I say “I” because everybody will have a different experience. Maybe you will see real places, old faces, heaven and hell. In my case it was all deliriously abstract except for one moment when there seemed to be a face at the end of a tunnel of light, but I couldn’t recognise who it might be. At maximum intensity of sound and light, complex crystalline structures like bright white beehives or molecular lattices formed out of nowhere, an architecture of pure light.

It’s a psychedelic experience all right, but done with light flashes instead of chemicals. Maybe this is “an irresponsible use of public money”, as the parliamentary Digital, Culture, Media and Sport Committee has called the Unboxed festival, but it certainly gave me a pleasant Saturday morning. Despite all the health warnings, if you can lie back, relax and open up, this is a sumptuously enjoyable ride. I just loved it – seeing such majestic beauty and knowing it is all an illusion created by your brain. This makes you wonder what reality is, if we can so easily produce an antidote to it in our heads. If all it takes is a light pulse to make us see infinity, we’re walking William Blake poems.

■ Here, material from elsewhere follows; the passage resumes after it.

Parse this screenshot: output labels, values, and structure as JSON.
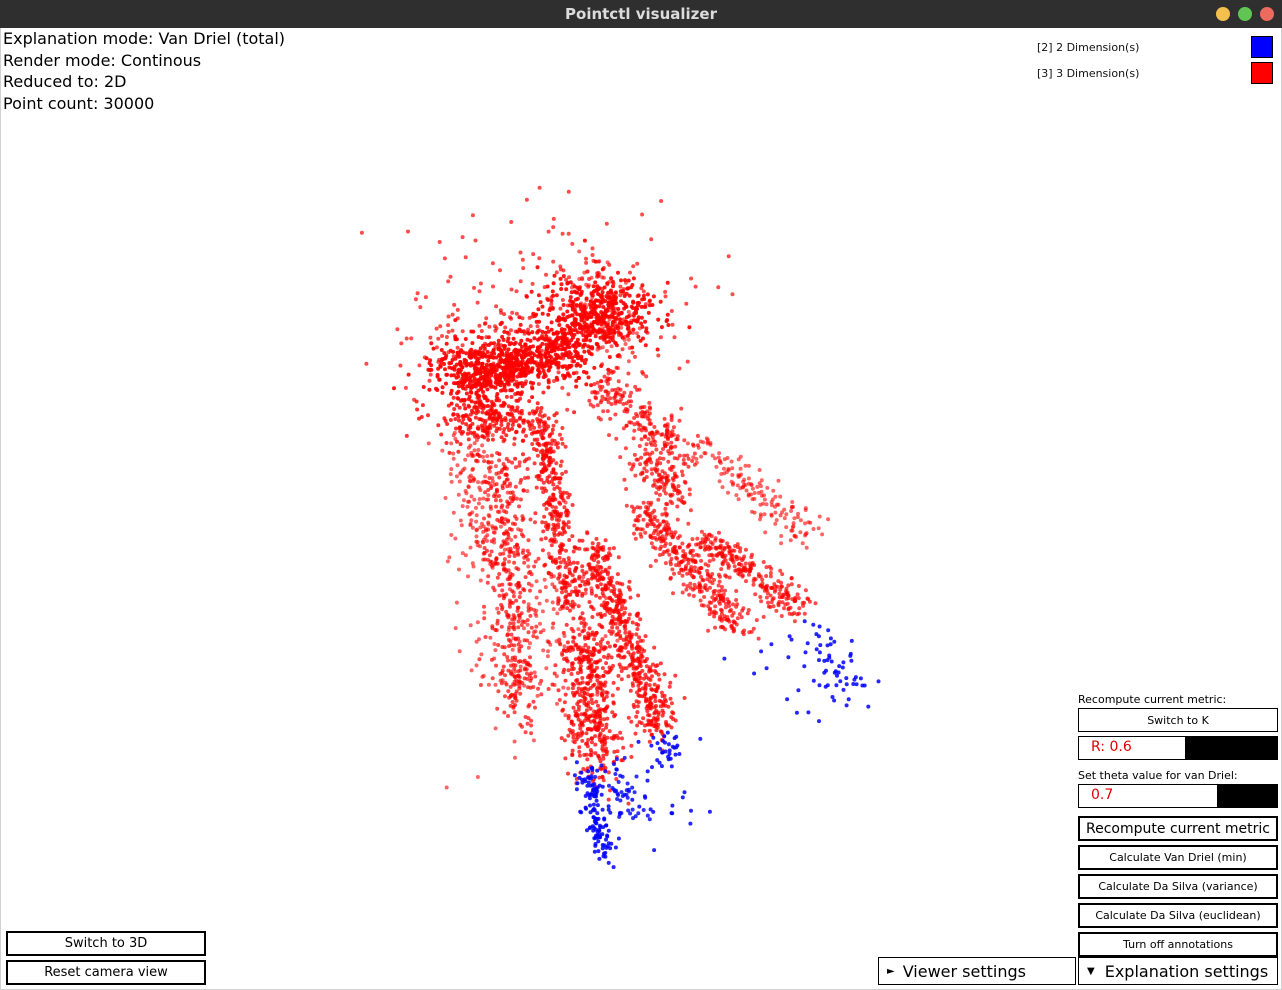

‘I see a great cloud of warm purple expand in front of me, a magenta mist blooming in the void’
‘I see a great cloud of warm purple expand in front of me, a magenta mist blooming in the void.’ Photograph: David Levene/The Guardian

During lockdown I watched with my family a streamed interview with the theoretical physicist Carlo Rovelli in which he was asked what got him started. Somewhat unexpectedly and awkwardly from a parental point of view, he said that taking hallucinogenic drugs as a young man really helped him glimpse the fabric of reality. So the stuff the Dreamachine let me see might not have been fantasy at all but the nature of the real, quantum universe, as Rovelli describes it in his mind-boggling book Helgoland.

Rovelli argues we only exist in relation to others, and Dreamachine is a communal, not a solitary, experience. While you see what you alone can see, you recline alongside others. At the end, we’re led into a chillout space with soft seats and beanbags and a drawing table to share the experience.

Some people make sketches of what they saw. Intense colours, pulsing patterns … turns out we all see similar stuff after all. As people try to describe what they saw in the chillout zone, I realise we have all experienced something unearthly and sublime.

Gysin truly was a visionary for this is the communal utopian psychedelic dream of the 1960s reborn without addiction, without the casualties. It is a healthy and harmless way to enjoy the secret intoxicants in your own brain and connect with other people who have the same adventure.

Dreamachine is the one good thing to come out of Brexit and worth every penny. I say it’s not addictive – but when can I do it again?